Les ravages causés sont considérables. Avant l'invasion, on évaluait la récolte annuelle de pommes de terre aux Etats-Unis à 120 millions de livres; aujourd'hui, malgré de nouvelles mises en culture, le rendement moyen est tombé à 80 millions de livres américaines.

Le Doryphera n'attaque pas seulement les pommes de terre, il dévore également les feuilles de tomates, d'aubergines, etc., en un mot, les fanes de la plupart des plantes de la famille des solanées.

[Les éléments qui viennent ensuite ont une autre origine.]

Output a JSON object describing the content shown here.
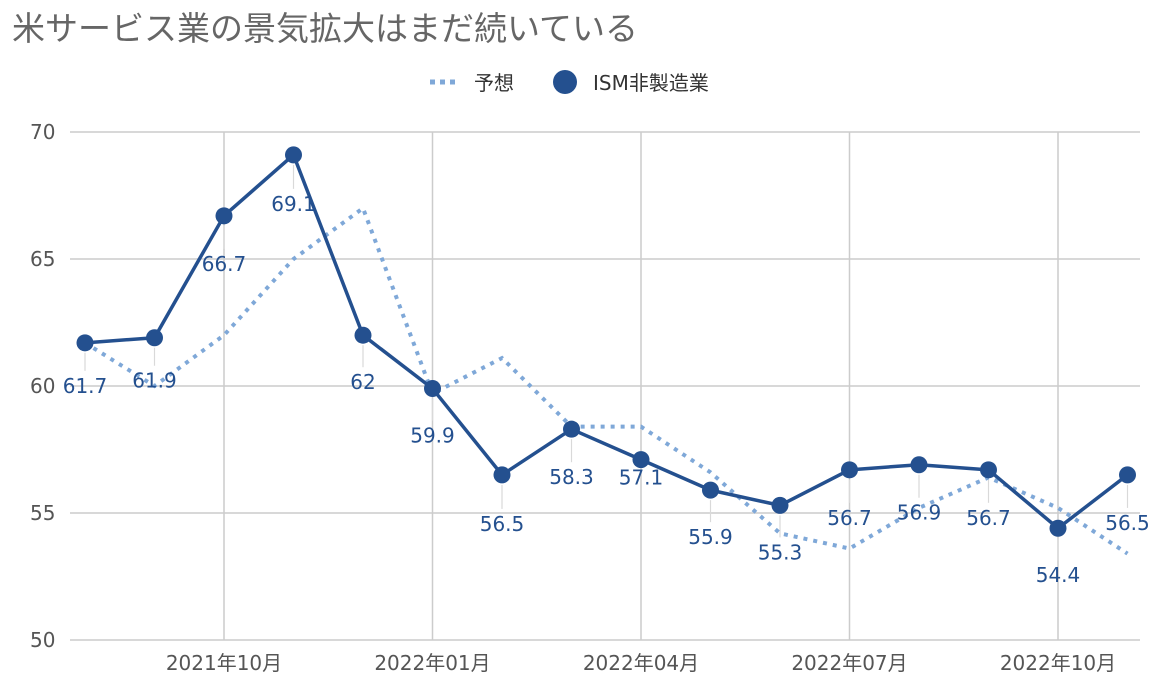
{
  "chart_data": {
    "type": "line",
    "title": "米サービス業の景気拡大はまだ続いている",
    "xlabel": "",
    "ylabel": "",
    "ylim": [
      50,
      70
    ],
    "yticks": [
      50,
      55,
      60,
      65,
      70
    ],
    "grid": true,
    "legend_position": "top",
    "x": [
      "2021年08月",
      "2021年09月",
      "2021年10月",
      "2021年11月",
      "2021年12月",
      "2022年01月",
      "2022年02月",
      "2022年03月",
      "2022年04月",
      "2022年05月",
      "2022年06月",
      "2022年07月",
      "2022年08月",
      "2022年09月",
      "2022年10月",
      "2022年11月"
    ],
    "xtick_labels": [
      "2021年10月",
      "2022年01月",
      "2022年04月",
      "2022年07月",
      "2022年10月"
    ],
    "series": [
      {
        "name": "予想",
        "style": "dotted",
        "color": "#7fa8d8",
        "values": [
          61.7,
          60.0,
          62.0,
          65.0,
          67.0,
          59.7,
          61.1,
          58.4,
          58.4,
          56.6,
          54.2,
          53.6,
          55.2,
          56.4,
          55.2,
          53.4
        ]
      },
      {
        "name": "ISM非製造業",
        "style": "solid-markers",
        "color": "#24508f",
        "values": [
          61.7,
          61.9,
          66.7,
          69.1,
          62.0,
          59.9,
          56.5,
          58.3,
          57.1,
          55.9,
          55.3,
          56.7,
          56.9,
          56.7,
          54.4,
          56.5
        ],
        "data_labels": [
          "61.7",
          "61.9",
          "66.7",
          "69.1",
          "62",
          "59.9",
          "56.5",
          "58.3",
          "57.1",
          "55.9",
          "55.3",
          "56.7",
          "56.9",
          "56.7",
          "54.4",
          "56.5"
        ]
      }
    ]
  }
}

Deux moyens sont également mis en pratique pour détruire le terrible insecte du Colorado: le premier consiste à leur faire la chasse et à les écraser, procédé qui n'est pas sans danger, car ce coléoptère, qui est très-vénimeux, cause des souffrances intolérables et même dangereuses aux personnes qui, par mégarde, l'écrasent entre leurs doigts. Le second moyen est l'emploi d'un produit chimique, connu aux Etats-Unis sous le nom de vert de Paris, et qui est un arséniate de cuivre. Ce produit, dont la manipulation n'est elle-même pas sans danger, est répandu sur les feuilles, soit pur, soit mélangé, suivant le degré de pureté auquel il est livré aux cultivateurs par le

commerce.

La question de savoir si le Doryphera ne finira pas par s'introduire en Europe ne laisse pas que de susciter des inquiétudes sérieuses. Hâtons-nous de dire que le hasard, avec lequel il faut néanmoins, malheureusement toujours compter, pourrait seul amener sur notre sol ce terrible convive. En effet, l'insecte du Colorado ne se trouve jamais dans les tubercules de la pomme de terre, mais seulement dans les fanes de la plante.

Il en résulte qu'alors même que tous les Etats d'Europe ne prendraient pas, comme la France, la mesure d'interdire l'importation des pommes de terre d'Amérique, on pourrait espérer d'échapper au fléau qui alarme les Américains.